I’ll include a brief description of each picture. Please excuse my poor attempts at humor.
Driving south on highway 603, cars are tossed about in the ditch like toys. People who live in the low lying areas are known to park their cars along side the highway, on high ground, before storms come through. Normally, their cars are fairly safe. Katrina’s storm waters surged right over them.
Driving through Waveland, we saw a boat in the drive through of Burger King, where the storm surge left it.
I was surprised at some of the buildings/homes that are left in Bay St Louis. But they were all under water and I’m sure are no longer structurally sound. I thought about all the antique stores that were down in the “Historic Downtown” – the merchandise ruined in the storm surge.
As we drove through the destroyed neighborhoods, the remaining trees had debris hanging from their limbs, up to thirty feet. How does one clean that up? I saw a little girl’s pink jacket hanging high on an oak branch.
We tried to find the remains of the Bed and Breakfast that we stayed at last year on our anniversary. The owner was on CNN shortly after the storm. She and some others survived the storm clinging for life in one of the old oaks, after the house crumbled in the storm surge. We thought we found where it used to be located, but couldn’t tell for sure, with ten-foot high rubble piles.

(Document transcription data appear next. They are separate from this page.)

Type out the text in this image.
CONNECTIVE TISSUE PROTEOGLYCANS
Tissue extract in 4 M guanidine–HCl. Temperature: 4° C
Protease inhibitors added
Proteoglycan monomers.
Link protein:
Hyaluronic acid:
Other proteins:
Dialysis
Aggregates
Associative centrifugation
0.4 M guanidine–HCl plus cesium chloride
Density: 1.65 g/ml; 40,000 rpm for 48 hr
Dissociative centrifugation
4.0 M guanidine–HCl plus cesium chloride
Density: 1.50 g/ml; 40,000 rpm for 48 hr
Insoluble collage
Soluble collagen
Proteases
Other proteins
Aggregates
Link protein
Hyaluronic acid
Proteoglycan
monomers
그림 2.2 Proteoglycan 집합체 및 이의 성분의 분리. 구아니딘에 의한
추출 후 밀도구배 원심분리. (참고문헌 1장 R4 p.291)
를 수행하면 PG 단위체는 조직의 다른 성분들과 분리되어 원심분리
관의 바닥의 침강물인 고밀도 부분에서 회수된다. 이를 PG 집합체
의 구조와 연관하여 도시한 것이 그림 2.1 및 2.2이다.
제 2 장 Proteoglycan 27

Life is still far from normal. Traffic is horrible where ever we go. Many businesses and restaurants are still not open (those that are repairable) and the ones that are open are short handed (many employees never returned to the coast), packed with customers and have limited hours. People have started to move out of the shock phase and into the angry, frustrated phase. This can be seen in people’s stupid driving and their rudeness in the stores. Everyone is tired, stressed and just wants to return to life as it was before a storm named Katrina blew into their lives.
“To you, O Lord, I lift up my soul; in you I trust, O my God… No one whose hope is in you will ever be put to shame… My hope is in you all day long.”